Berlin. Ein Untersuchungsausschuss im Bundestag soll die Rolle von Scholz in der Cum-ex-Affäre beleuchten. Was das für den Kanzler bedeutet.

Vielleicht hat Olaf Scholz an jenem Freitagabend im vergangenen Sommer wirklich gehofft, die Sache sei erledigt. Dreieinhalb Stunden lang hatte ein Untersuchungsausschuss der Hamburgischen Bürgerschaft den Bundeskanzler zu seiner Rolle in der Steueraffäre um die Privatbank M.M. Warburg befragt. Scholz hatte zunehmend gereizt erklärt, dass er sich an das Wesentliche nicht erinnere und er eigentlich nichts zur Aufklärung beitragen könne. Nun trat er vor die Journalisten und fasste die Sache aus seiner Sicht zusammen: Es liege alles auf dem Tisch, erklärte er. „Da war nichts.“

Acht Monate später ist der Fall für den Kanzler immer noch nicht abgeschlossen. Im Gegenteil: Die Unionsfraktion im Bundestag will diese Woche einen Untersuchungsausschuss auf den Weg bringen, um Scholz‘ Verhalten in der Affäre näher zu beleuchten. Was als Hamburgensie begann, rückt damit in den Mittelpunkt der Bundespolitik.

Olaf Scholz: Als Hamburger Bürgermeister lud er beschuldigte Banker ein

Im Kern geht es darum, dass sich Olaf Scholz als Hamburger Bürgermeister in den Jahren 2016 und 2017 mehrfach mit zwei Privatbankern getroffen hat, gegen die damals die Staatsanwaltschaft wegen Steuerbetrugs ermittelte. Sie wurden verdächtigt, die Stadtkasse mit Hilfe sogenannter Cum-ex-Geschäfte um einen dreistelligen Millionenbetrag erleichtert zu haben. Obwohl Scholz die Vorwürfe kannte, lud er die einflussreichen Bankiers mehrfach zu vertraulichen Gesprächen ins Rathaus ein.

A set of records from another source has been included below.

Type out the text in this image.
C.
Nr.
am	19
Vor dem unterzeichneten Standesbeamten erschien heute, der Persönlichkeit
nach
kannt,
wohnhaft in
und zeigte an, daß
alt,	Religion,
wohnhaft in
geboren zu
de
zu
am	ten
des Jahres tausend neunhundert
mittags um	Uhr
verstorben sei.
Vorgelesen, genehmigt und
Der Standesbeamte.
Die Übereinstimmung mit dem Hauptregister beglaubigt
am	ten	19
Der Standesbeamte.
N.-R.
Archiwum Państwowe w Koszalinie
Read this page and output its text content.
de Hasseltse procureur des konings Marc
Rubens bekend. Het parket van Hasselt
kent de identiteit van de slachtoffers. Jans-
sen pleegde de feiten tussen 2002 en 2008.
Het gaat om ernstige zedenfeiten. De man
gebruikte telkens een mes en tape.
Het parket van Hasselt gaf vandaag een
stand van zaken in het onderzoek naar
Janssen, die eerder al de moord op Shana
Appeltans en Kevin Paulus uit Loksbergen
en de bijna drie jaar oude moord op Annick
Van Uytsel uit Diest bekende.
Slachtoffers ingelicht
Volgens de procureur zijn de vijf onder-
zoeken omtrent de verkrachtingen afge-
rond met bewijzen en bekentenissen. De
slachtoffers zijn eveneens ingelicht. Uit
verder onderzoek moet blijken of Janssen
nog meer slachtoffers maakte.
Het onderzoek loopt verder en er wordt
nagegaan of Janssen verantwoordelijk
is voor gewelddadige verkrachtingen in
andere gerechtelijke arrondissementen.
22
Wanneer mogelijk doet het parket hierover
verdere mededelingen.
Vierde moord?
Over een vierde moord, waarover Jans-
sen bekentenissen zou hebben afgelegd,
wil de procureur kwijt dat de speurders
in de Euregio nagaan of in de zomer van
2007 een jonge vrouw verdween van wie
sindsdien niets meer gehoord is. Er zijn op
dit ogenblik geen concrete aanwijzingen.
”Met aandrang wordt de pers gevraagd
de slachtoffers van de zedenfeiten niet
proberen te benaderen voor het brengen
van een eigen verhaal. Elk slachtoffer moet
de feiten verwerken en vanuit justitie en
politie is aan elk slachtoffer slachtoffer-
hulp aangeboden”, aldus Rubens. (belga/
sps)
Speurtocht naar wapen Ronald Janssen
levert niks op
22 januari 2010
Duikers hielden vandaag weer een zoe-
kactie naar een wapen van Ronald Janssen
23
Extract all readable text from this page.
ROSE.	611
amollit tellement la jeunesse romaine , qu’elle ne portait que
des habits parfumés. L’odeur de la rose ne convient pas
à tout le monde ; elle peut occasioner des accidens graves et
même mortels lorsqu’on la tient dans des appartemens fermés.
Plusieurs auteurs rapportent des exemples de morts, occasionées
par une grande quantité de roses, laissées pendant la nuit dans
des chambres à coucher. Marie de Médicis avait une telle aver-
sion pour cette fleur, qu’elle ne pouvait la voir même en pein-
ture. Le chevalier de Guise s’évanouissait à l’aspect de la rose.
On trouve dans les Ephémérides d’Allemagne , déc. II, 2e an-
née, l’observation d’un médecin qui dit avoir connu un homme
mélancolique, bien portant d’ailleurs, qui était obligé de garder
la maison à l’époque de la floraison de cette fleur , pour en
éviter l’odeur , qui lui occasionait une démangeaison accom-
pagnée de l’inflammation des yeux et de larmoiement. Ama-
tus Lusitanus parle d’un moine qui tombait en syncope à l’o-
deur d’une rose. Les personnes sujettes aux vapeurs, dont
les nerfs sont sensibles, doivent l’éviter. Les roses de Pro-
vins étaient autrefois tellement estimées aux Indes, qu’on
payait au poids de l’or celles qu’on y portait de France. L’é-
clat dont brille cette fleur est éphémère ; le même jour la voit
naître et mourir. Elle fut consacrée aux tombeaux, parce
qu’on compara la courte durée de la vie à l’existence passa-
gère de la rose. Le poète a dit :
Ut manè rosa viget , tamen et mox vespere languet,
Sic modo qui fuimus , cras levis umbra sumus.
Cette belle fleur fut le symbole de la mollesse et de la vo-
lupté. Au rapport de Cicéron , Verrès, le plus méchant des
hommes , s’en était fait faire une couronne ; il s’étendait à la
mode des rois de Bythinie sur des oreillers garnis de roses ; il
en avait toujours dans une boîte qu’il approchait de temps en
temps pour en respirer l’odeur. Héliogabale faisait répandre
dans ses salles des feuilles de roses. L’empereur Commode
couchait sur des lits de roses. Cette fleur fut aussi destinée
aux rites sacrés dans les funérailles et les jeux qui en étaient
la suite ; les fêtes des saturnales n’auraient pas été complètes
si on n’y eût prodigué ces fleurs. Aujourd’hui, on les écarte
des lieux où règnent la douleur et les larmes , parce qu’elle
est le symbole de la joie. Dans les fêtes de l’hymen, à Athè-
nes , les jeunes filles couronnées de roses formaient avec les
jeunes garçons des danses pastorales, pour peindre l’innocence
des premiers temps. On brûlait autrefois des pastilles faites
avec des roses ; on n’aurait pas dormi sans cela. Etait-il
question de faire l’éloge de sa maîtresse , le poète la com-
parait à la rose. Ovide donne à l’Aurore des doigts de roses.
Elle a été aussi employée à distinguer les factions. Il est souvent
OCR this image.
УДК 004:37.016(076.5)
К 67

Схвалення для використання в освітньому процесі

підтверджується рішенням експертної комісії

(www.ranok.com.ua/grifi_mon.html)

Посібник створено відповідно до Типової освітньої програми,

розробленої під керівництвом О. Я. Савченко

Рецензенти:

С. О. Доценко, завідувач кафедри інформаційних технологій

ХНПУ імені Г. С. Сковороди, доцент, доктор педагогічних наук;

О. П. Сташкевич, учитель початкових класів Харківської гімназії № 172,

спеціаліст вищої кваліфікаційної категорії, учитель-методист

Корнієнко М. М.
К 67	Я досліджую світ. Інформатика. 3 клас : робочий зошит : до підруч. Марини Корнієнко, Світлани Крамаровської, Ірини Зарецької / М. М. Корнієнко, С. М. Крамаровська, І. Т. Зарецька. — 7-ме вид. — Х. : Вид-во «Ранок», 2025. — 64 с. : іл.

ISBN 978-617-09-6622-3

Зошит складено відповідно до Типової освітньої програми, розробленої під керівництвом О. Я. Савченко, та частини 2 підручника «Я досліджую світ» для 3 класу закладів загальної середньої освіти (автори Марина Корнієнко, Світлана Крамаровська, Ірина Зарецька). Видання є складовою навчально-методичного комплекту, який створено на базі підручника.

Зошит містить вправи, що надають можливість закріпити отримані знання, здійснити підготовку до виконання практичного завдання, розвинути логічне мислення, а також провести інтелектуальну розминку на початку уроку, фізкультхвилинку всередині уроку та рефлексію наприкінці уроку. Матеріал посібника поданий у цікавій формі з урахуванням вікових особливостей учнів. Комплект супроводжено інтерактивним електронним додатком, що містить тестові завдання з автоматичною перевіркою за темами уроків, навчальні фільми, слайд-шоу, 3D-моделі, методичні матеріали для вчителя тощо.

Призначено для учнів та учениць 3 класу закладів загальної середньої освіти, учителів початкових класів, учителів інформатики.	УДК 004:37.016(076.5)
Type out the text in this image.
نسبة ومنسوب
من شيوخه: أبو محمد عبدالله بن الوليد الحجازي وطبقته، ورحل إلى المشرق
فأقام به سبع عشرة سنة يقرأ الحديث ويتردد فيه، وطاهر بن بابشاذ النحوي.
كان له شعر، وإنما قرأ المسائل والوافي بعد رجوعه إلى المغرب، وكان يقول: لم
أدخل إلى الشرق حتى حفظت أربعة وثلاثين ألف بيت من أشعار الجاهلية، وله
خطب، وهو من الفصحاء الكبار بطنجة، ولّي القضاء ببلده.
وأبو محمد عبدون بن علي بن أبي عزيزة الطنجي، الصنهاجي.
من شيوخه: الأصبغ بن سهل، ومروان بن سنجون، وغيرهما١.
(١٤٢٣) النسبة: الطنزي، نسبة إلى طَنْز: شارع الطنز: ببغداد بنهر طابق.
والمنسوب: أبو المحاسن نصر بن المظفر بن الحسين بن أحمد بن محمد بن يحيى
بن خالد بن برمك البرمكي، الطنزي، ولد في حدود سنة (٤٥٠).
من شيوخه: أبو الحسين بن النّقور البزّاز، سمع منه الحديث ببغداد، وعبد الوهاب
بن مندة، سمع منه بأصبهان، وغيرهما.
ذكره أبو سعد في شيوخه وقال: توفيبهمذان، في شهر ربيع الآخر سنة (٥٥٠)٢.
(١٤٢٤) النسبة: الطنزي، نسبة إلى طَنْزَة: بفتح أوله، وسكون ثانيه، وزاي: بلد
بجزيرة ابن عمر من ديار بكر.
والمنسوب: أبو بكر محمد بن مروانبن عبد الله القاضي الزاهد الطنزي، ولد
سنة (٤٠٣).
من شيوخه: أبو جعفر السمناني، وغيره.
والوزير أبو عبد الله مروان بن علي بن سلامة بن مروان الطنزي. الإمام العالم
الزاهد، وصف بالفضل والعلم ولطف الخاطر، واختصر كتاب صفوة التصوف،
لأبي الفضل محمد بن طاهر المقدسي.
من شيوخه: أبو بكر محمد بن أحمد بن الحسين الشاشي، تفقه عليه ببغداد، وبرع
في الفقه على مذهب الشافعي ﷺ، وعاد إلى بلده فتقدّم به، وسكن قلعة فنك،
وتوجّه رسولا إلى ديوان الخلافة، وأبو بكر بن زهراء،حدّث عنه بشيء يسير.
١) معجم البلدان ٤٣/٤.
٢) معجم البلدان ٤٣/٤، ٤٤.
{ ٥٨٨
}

Unstrittig ist heute: Scholz ließ sich von den Bankern erklären, warum sie sich für unschuldig hielten und warum sie es ungerecht fanden, dass das Finanzamt die erbeuteten Millionen zurückhaben wollte. Er ließ sich Unterlagen überreichen, rief einen der Banker von sich aus an und erklärte ihm, an wen er sich mit seinem Problem wenden könne. Und er sprach mehrmals mit einem SPD-Parteifreund, der als Lobbyist für die Bank tätig war.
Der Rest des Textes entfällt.